When building a retirement nest egg, Canadians have two tax-sheltered account choices. The Registered Retirement Savings Plan (RRSP) allows Canadians to grow their untaxed savings in a tax-free environment, though the taxes are due once their nest egg is taken out of the RRSP after retirement. It’s a solid financial instrument that helps millions of Canadians build decent-sized nest eggs for retirement.
However, the second choice, the Tax-Free Savings Account (TFSA), garners far more attention. That’s partly because whatever you take from this account, whether it’s dividend income or your entire nest egg, is completely tax-free. However, one of the main reasons it’s so admired is that you can access your TFSA funds and assets before retirement, too.
This also makes it ideal for building a passive-income stream, usually with the right dividend stocks.
A utility company
If you are looking for dividend stocks that you can keep in your TFSA for decades and effectively never sell, Fortis (TSX:FTS) is an easy choice.
Not only is it a utility business, which is one of the safest and most stable business models with consistent and reliable revenue streams, but it also has a geographically diverse portfolio. It operates in multiple markets, including the Caribbean, with over 3.5 million electric and natural gas customers.
Another layer of safety that this business offers is that 99% of its assets are regulated, so there is minimal price fluctuation, which leads to stable revenues that fund its dividends and operations.
Even more impressive than its business model is its dividend history—49 consecutive years of dividend growth, making it the second oldest Dividend Aristocrat in Canada. It’s offering a decent 4.4% yield right now. The capital-appreciation potential is nothing compared to its stellar dividends, but it’s much better than being non-existent.
A railway company
Canadian National Railway (TSX:CNR), once a crown corporation, is currently the largest railway company in Canada by market cap and one of the largest in North America in terms of total railway lines it controls and other assets.
Despite trucks becoming the preferred mode of cargo transport inland, railways still hold a prominent position in the supply chain. They are cheaper and, in some cases, faster than trucks, especially for bulk transportation.
They are also greener and more energy efficient, which is an interesting factor to consider from an ESG (environmental, social, and governance) investing perspective.

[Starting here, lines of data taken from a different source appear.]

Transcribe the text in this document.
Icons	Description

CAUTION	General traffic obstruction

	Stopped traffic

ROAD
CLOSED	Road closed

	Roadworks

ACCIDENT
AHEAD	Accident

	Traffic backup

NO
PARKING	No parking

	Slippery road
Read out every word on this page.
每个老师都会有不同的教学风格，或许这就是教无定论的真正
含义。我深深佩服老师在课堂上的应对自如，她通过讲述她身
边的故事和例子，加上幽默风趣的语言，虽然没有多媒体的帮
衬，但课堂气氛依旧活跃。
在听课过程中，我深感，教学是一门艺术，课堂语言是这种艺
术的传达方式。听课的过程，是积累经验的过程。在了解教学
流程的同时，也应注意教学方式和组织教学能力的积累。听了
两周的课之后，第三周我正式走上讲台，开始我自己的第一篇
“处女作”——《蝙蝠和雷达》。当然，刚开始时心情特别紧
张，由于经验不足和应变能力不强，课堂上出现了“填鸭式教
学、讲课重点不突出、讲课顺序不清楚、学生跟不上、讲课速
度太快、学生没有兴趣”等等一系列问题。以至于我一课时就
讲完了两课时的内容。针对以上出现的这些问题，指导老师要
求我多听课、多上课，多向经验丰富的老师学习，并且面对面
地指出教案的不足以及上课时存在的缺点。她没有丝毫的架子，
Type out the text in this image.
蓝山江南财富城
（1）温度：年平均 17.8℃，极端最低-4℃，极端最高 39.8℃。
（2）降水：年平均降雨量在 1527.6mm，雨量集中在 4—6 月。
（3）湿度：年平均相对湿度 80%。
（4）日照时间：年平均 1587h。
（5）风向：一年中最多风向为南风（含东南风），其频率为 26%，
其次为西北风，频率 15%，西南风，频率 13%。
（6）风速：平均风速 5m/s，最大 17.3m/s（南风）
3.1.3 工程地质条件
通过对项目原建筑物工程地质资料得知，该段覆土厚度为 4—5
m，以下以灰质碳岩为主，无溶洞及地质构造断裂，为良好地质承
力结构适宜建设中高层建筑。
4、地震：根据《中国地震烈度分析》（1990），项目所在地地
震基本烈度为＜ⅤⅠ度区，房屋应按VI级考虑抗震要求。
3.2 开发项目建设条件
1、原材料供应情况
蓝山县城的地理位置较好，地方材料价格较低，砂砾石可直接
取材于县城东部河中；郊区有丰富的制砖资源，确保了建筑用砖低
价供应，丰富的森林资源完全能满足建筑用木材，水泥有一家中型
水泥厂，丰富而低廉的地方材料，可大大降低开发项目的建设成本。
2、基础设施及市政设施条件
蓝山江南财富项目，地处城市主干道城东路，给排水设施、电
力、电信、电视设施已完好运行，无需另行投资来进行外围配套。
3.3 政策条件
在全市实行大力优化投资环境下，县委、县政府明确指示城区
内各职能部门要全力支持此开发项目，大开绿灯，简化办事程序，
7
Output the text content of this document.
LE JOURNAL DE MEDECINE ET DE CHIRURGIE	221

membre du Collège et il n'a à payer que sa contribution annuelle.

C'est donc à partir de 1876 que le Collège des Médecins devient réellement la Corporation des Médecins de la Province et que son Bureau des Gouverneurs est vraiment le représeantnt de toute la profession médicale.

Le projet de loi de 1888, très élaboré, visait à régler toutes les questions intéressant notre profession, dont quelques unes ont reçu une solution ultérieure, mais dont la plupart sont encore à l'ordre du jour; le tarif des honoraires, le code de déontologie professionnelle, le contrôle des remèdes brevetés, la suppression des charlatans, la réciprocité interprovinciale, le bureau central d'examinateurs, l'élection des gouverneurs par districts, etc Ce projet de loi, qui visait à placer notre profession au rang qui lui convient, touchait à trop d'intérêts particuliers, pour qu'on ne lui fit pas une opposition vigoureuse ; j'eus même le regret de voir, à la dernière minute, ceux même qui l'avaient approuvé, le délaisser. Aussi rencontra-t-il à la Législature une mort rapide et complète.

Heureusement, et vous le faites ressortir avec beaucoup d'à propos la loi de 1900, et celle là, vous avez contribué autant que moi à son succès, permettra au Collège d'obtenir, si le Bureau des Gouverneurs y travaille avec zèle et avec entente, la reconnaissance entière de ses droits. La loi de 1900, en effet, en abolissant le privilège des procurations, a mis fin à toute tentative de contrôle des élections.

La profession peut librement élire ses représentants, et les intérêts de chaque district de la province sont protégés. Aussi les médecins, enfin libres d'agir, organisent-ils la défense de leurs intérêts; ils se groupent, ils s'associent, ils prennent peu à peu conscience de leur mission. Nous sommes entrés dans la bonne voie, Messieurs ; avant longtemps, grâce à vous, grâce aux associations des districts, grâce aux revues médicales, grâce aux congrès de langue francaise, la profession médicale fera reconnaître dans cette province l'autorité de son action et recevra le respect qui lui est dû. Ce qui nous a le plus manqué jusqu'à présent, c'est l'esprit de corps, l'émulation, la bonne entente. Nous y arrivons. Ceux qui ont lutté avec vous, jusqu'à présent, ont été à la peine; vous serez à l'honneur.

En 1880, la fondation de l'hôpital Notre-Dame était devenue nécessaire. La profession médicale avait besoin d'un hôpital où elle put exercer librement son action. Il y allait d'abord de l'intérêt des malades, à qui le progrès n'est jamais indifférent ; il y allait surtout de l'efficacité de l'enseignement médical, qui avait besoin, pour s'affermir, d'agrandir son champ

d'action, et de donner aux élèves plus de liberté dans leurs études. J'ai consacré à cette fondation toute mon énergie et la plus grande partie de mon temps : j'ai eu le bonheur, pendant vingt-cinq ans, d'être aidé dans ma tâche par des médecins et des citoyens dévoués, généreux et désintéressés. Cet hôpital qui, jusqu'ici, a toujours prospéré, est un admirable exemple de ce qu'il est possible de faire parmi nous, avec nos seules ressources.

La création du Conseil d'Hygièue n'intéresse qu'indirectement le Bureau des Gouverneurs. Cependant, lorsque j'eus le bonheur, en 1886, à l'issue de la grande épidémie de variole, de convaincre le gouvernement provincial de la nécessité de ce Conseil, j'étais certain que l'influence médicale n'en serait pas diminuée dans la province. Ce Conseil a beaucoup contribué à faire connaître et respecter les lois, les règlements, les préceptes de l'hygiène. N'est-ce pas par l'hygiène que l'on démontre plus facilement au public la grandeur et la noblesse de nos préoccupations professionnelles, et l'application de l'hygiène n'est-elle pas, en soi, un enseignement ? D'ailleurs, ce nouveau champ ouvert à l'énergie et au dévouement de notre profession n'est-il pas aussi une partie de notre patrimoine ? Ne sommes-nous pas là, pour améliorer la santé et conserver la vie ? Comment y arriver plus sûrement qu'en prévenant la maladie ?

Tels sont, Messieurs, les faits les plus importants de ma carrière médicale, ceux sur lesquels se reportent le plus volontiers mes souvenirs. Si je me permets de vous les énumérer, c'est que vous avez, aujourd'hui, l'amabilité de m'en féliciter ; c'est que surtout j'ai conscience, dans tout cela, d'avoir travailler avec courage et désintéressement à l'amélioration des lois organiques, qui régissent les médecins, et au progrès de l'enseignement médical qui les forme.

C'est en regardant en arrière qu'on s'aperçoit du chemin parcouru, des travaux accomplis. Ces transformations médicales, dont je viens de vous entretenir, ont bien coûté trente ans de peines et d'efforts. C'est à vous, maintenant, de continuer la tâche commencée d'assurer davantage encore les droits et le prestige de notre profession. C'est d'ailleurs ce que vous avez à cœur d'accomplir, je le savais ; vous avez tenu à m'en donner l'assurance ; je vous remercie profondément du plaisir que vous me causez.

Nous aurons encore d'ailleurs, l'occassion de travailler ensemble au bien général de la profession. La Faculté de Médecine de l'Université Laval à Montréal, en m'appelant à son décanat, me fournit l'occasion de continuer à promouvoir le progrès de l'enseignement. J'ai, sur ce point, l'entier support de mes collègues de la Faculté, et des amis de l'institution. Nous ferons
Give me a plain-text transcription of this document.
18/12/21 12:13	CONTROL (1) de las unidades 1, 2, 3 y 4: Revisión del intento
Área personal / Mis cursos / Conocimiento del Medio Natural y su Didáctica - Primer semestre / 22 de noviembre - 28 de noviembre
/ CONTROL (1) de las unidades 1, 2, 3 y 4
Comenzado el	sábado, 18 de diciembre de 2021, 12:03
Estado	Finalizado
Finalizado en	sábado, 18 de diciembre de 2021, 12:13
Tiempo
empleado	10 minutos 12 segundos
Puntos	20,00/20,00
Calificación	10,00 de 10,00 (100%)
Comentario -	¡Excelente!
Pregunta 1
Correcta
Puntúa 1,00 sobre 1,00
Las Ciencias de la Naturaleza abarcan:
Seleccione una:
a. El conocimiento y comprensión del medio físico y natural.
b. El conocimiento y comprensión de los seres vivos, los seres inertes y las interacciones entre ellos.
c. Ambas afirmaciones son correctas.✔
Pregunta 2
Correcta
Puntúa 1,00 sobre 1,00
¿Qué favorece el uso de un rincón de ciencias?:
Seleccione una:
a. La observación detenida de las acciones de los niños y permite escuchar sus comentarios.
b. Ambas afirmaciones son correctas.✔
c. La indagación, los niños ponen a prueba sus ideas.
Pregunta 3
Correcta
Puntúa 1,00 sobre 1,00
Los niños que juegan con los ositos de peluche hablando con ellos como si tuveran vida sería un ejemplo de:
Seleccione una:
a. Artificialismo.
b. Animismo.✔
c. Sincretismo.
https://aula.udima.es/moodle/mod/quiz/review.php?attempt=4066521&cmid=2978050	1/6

But the Canadian National Railway isn’t just an impressive pick from a business model angle. It’s a well-established Dividend Aristocrat offering a modest 2% yield. It’s also a decent growth stock that rose by about 137% in the last 10 years.
Foolish takeaway
The two stocks offer two different combinations of growth and dividends. While both are Aristocrats with rock-solid dividends, Fortis is a “heavier” choice from a passive income perspective, while Canadian National Railway offers better growth, which may allow you to generate a passive income differently.